Эмпирические исследования Левина и многих его сотрудников всегда были ориентированы на теорию. Иными словами, эксперименты проводились для проверки предположений, выдвигающихся в рамках теории поля: они никогда не осуществлялись просто для сбора фактов. Частный факт имел для Левина значение только в том случае, если проливал свет на валидность общего принципа и закона.
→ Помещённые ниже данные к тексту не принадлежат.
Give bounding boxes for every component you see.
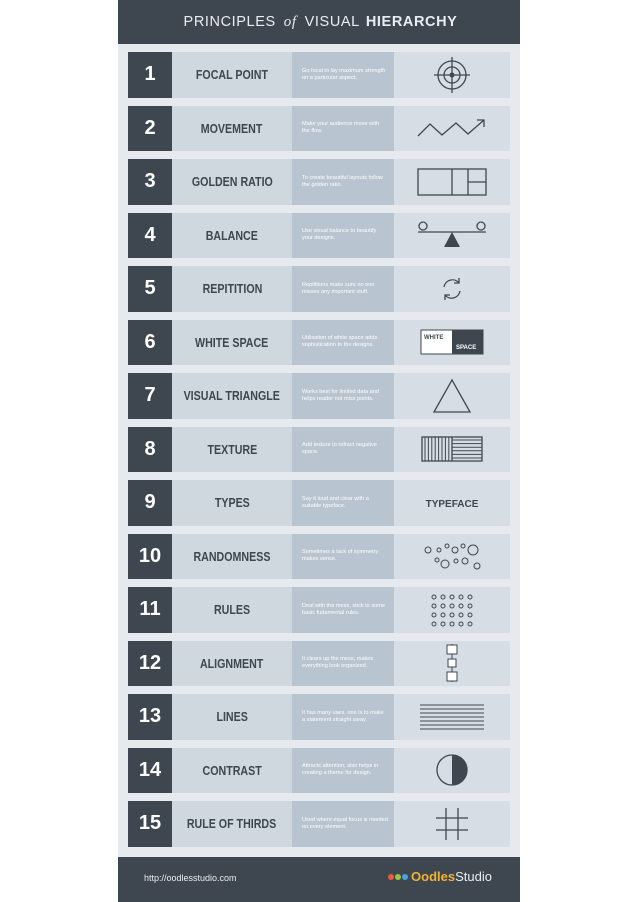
principle-number: 5: [128, 266, 172, 312]
principle-row: [128, 801, 510, 847]
logo-dot-icon: [388, 874, 394, 880]
principle-description-text: Attracts attention, also helps in creating a theme for design.: [302, 763, 379, 777]
white-label: WHITE: [424, 335, 444, 342]
principle-description-text: It has many uses, one is to make a statement straight away.: [302, 709, 384, 723]
principle-name-text: WHITE SPACE: [195, 334, 269, 350]
principle-description: [292, 52, 394, 98]
principle-name: [172, 587, 292, 633]
principle-name-text: MOVEMENT: [201, 120, 263, 136]
principle-number: 8: [128, 427, 172, 473]
principle-name-text: RULES: [213, 602, 251, 618]
seesaw-icon: [394, 213, 510, 259]
principle-description-text: Go focal to lay maximum strength on a particular aspect.: [302, 67, 386, 81]
logo-dot-icon: [402, 874, 408, 880]
principle-row: [128, 587, 510, 633]
principle-description: [292, 801, 394, 847]
principle-number: 11: [128, 587, 172, 633]
principle-row: [128, 266, 510, 312]
golden-ratio-icon: [394, 159, 510, 205]
principle-name: [172, 748, 292, 794]
principle-row: [128, 320, 510, 366]
principle-name-text: FOCAL POINT: [195, 67, 269, 83]
principle-description-text: Works best for limited data and helps reader not miss points.: [302, 388, 380, 402]
principle-name-text: ALIGNMENT: [200, 655, 264, 671]
principles-list: [128, 52, 510, 855]
principle-name-text: CONTRAST: [202, 762, 262, 778]
principle-description: [292, 427, 394, 473]
principle-name: [172, 320, 292, 366]
principle-description: [292, 106, 394, 152]
principle-description: [292, 159, 394, 205]
principle-description: [292, 373, 394, 419]
random-circles-icon: [394, 534, 510, 580]
principle-number: 4: [128, 213, 172, 259]
principle-row: [128, 106, 510, 152]
principle-number: 10: [128, 534, 172, 580]
principle-row: [128, 641, 510, 687]
principle-number: 2: [128, 106, 172, 152]
principle-name: [172, 694, 292, 740]
white-space-icon: [394, 320, 510, 366]
space-label: SPACE: [456, 345, 477, 352]
principle-description: [292, 213, 394, 259]
infographic-footer: [118, 857, 520, 902]
principle-name: [172, 266, 292, 312]
refresh-icon: [394, 266, 510, 312]
principle-name: [172, 106, 292, 152]
principle-name-text: RULE OF THIRDS: [187, 816, 277, 832]
principle-description-text: It clears up the mess, makes everything look organized.: [302, 656, 374, 670]
principle-description: [292, 320, 394, 366]
principle-name: [172, 52, 292, 98]
principle-name: [172, 373, 292, 419]
principle-row: [128, 373, 510, 419]
zigzag-arrow-icon: [394, 106, 510, 152]
principle-description: [292, 587, 394, 633]
principle-description-text: Utilisation of white space adds sophistication to the designs.: [302, 335, 378, 349]
half-circle-icon: [394, 748, 510, 794]
principle-name-text: TEXTURE: [207, 441, 257, 457]
principle-number: 1: [128, 52, 172, 98]
principle-description-text: Deal with the mess, stick to some basic fudamental rules.: [302, 602, 386, 616]
logo-text-oodles: Oodles: [411, 869, 456, 884]
principle-description: [292, 641, 394, 687]
principle-description: [292, 534, 394, 580]
principle-name: [172, 159, 292, 205]
principle-number: 14: [128, 748, 172, 794]
logo-dot-icon: [395, 874, 401, 880]
principle-name: [172, 534, 292, 580]
lines-icon: [394, 694, 510, 740]
principle-row: [128, 480, 510, 526]
principle-number: 3: [128, 159, 172, 205]
infographic-poster: [118, 0, 520, 902]
principle-row: [128, 52, 510, 98]
principle-number: 6: [128, 320, 172, 366]
principle-description: [292, 480, 394, 526]
principle-name: [172, 641, 292, 687]
principle-number: 13: [128, 694, 172, 740]
principle-description: [292, 694, 394, 740]
principle-row: [128, 694, 510, 740]
target-icon: [394, 52, 510, 98]
typeface-icon: [394, 480, 510, 526]
principle-description-text: Make your audience move with the flow.: [302, 121, 380, 135]
principle-description-text: Use visual balance to beautify your designs.: [302, 228, 377, 242]
principle-description-text: Repititions make sure no one misses any important stuff.: [302, 281, 375, 295]
principle-row: [128, 159, 510, 205]
texture-icon: [394, 427, 510, 473]
principle-description-text: To create beautiful layouts follow the golden ratio.: [302, 174, 383, 188]
principle-description-text: Say it loud and clear with a suitable typeface.: [302, 495, 369, 509]
principle-name-text: LINES: [216, 709, 248, 725]
triangle-icon: [394, 373, 510, 419]
principle-description-text: Sometimes a lack of symmetry makes sense.: [302, 549, 379, 563]
principle-name-text: REPITITION: [202, 281, 262, 297]
principle-name-text: GOLDEN RATIO: [191, 174, 273, 190]
principle-name: [172, 427, 292, 473]
principle-number: 7: [128, 373, 172, 419]
oodles-studio-logo: [388, 869, 492, 884]
principle-description-text: Add texture to refract negative space.: [302, 442, 377, 456]
title-word-visual: VISUAL: [304, 14, 360, 30]
logo-text-studio: Studio: [455, 869, 492, 884]
principle-name: [172, 801, 292, 847]
principle-row: [128, 748, 510, 794]
principle-name-text: BALANCE: [205, 227, 259, 243]
principle-row: [128, 213, 510, 259]
thirds-grid-icon: [394, 801, 510, 847]
principle-row: [128, 534, 510, 580]
principle-number: 12: [128, 641, 172, 687]
title-word-of: of: [283, 13, 297, 30]
principle-name-text: RANDOMNESS: [193, 548, 271, 564]
dot-grid-icon: [394, 587, 510, 633]
principle-row: [128, 427, 510, 473]
principle-name: [172, 213, 292, 259]
title-word-principles: PRINCIPLES: [183, 14, 276, 30]
footer-url[interactable]: http://oodlesstudio.com: [144, 873, 237, 883]
principle-description-text: Used where equal focus is needed on every element.: [302, 816, 388, 830]
principle-name-text: VISUAL TRIANGLE: [183, 388, 281, 404]
typeface-label: TYPEFACE: [425, 498, 479, 510]
principle-name-text: TYPES: [214, 495, 250, 511]
principle-name: [172, 480, 292, 526]
principle-number: 9: [128, 480, 172, 526]
alignment-icon: [394, 641, 510, 687]
principle-number: 15: [128, 801, 172, 847]
title-word-hierarchy: HIERARCHY: [365, 14, 458, 30]
principle-description: [292, 266, 394, 312]
principle-description: [292, 748, 394, 794]
infographic-header: [118, 0, 520, 44]
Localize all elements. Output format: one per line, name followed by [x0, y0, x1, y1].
Это иллюстрируют исследования, вырастающие из левиновских представлений о напряженных системах. Следует напомнить, что внутренняя сфера личности состоит из многих регионов или ячеек. Каждая ячейка отделена от соседних границами, главное свойство которых – оказывать сопротивление диффузии энергии из одной ячейки в другую, граничащую с ней. Прочность границ может изменяться и изменяется, вследствие чего регион может теснее коммуницировать с одним регионом, чем с другим. Это означает, что когда уровень напряжения ячейки увеличивается потребностью или намерением, энергия с большей готовностью перейдет в тот соседний регион, где барьер слаб, нежели в тот, где он силен. Это – теория. Как можно ее проверить в горниле эмпирического исследования?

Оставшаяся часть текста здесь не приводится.